Afirmaba Francisco Montes, “Paquiro”, en la última parte de su Tauromaquia (1836), donde plantea la reforma del espectáculo taurino, que “éste es muy a propósito para la algazara y vocería” y proponía medidas para que tales manifestaciones no cayeran en lo abusivo o lo indecoroso y se contuvieran en los “límites justos”. Y no lo decía sin fundamento. Alejandro Dumas –que vio, por cierto, torear a Paquiro en la plaza de Madrid- describe el impacto que le produjo salir a los tendidos la primera vez que asistió a una corrida de toros: “Quien no haya visto esta España cegadora no sabe lo que es la luz del sol; quien no haya oído los ruidos de la plaza no sabe lo que es el ruido”.
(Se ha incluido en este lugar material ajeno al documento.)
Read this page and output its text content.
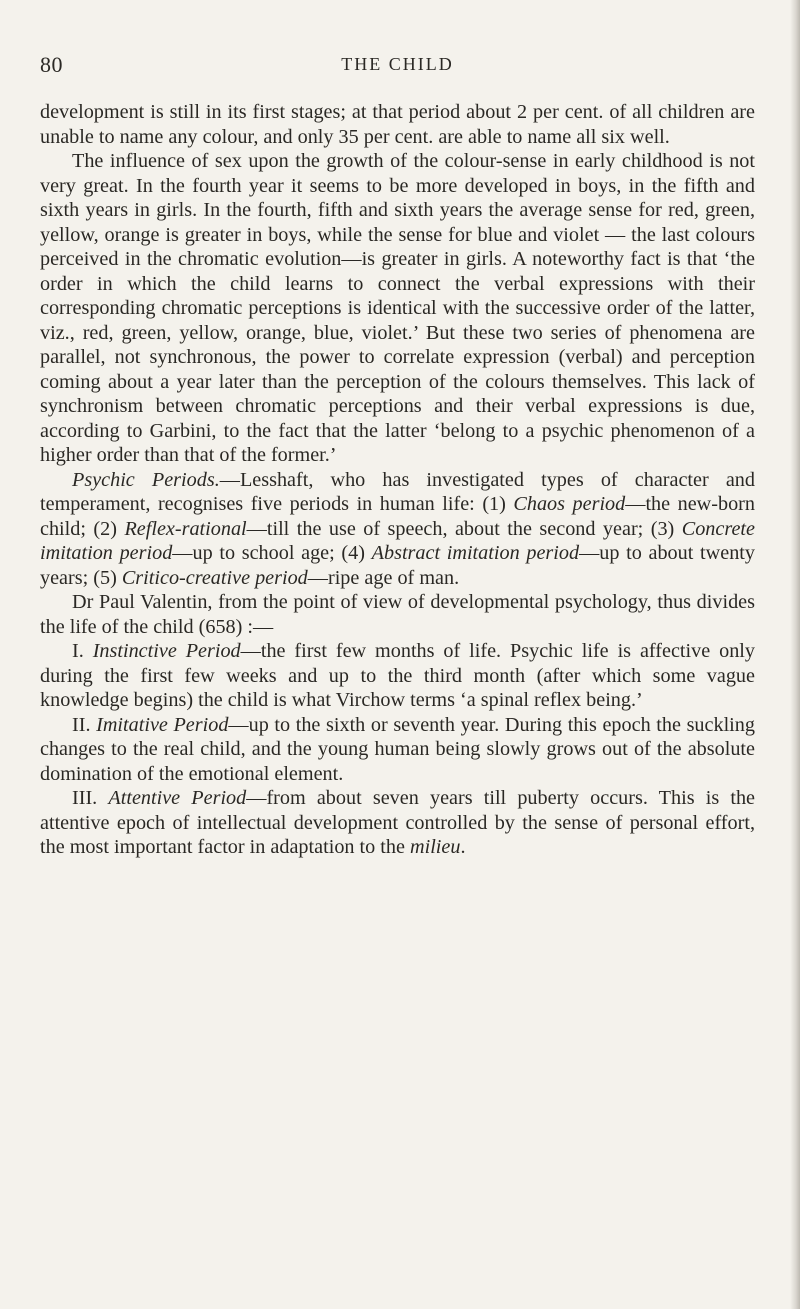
80	THE CHILD

development is still in its first stages; at that period about 2 per cent. of all children are unable to name any colour, and only 35 per cent. are able to name all six well.

The influence of sex upon the growth of the colour-sense in early childhood is not very great. In the fourth year it seems to be more developed in boys, in the fifth and sixth years in girls. In the fourth, fifth and sixth years the average sense for red, green, yellow, orange is greater in boys, while the sense for blue and violet — the last colours perceived in the chromatic evolution—is greater in girls. A noteworthy fact is that ‘the order in which the child learns to connect the verbal expressions with their corresponding chromatic perceptions is identical with the successive order of the latter, viz., red, green, yellow, orange, blue, violet.’ But these two series of phenomena are parallel, not synchronous, the power to correlate expression (verbal) and perception coming about a year later than the perception of the colours themselves. This lack of synchronism between chromatic perceptions and their verbal expressions is due, according to Garbini, to the fact that the latter ‘belong to a psychic phenomenon of a higher order than that of the former.’

Psychic Periods.—Lesshaft, who has investigated types of character and temperament, recognises five periods in human life: (1) Chaos period—the new-born child; (2) Reflex-rational—till the use of speech, about the second year; (3) Concrete imitation period—up to school age; (4) Abstract imitation period—up to about twenty years; (5) Critico-creative period—ripe age of man.

Dr Paul Valentin, from the point of view of developmental psychology, thus divides the life of the child (658) :—

I. Instinctive Period—the first few months of life. Psychic life is affective only during the first few weeks and up to the third month (after which some vague knowledge begins) the child is what Virchow terms ‘a spinal reflex being.’

II. Imitative Period—up to the sixth or seventh year. During this epoch the suckling changes to the real child, and the young human being slowly grows out of the absolute domination of the emotional element.

III. Attentive Period—from about seven years till puberty occurs. This is the attentive epoch of intellectual development controlled by the sense of personal effort, the most important factor in adaptation to the milieu.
Sí, efectivamente, la tauromaquia era y es un espectáculo de luz y sonido, como se diría ahora, aunque es totalmente natural y no precisa de medios tecnológicos para lo luminoso y para lo ruidoso. Pero además esas condiciones no caracterizan por entero el espectáculo: es solar y luminoso, sí, pero también es oscuro y numinoso, porque la muerte y el misterio están presentes; y es ruidoso, sí, porque es emocional y multitudinario, y porque los espectadores participan en él, y hay peñas festivas y bandas de música y vendedores ambulantes voceando sus productos; pero también hay momentos de hondo y preñado silencio, que aún son más significativos por su contraste con el fragor ambiental. A estos silencios es a lo que quiero referirme.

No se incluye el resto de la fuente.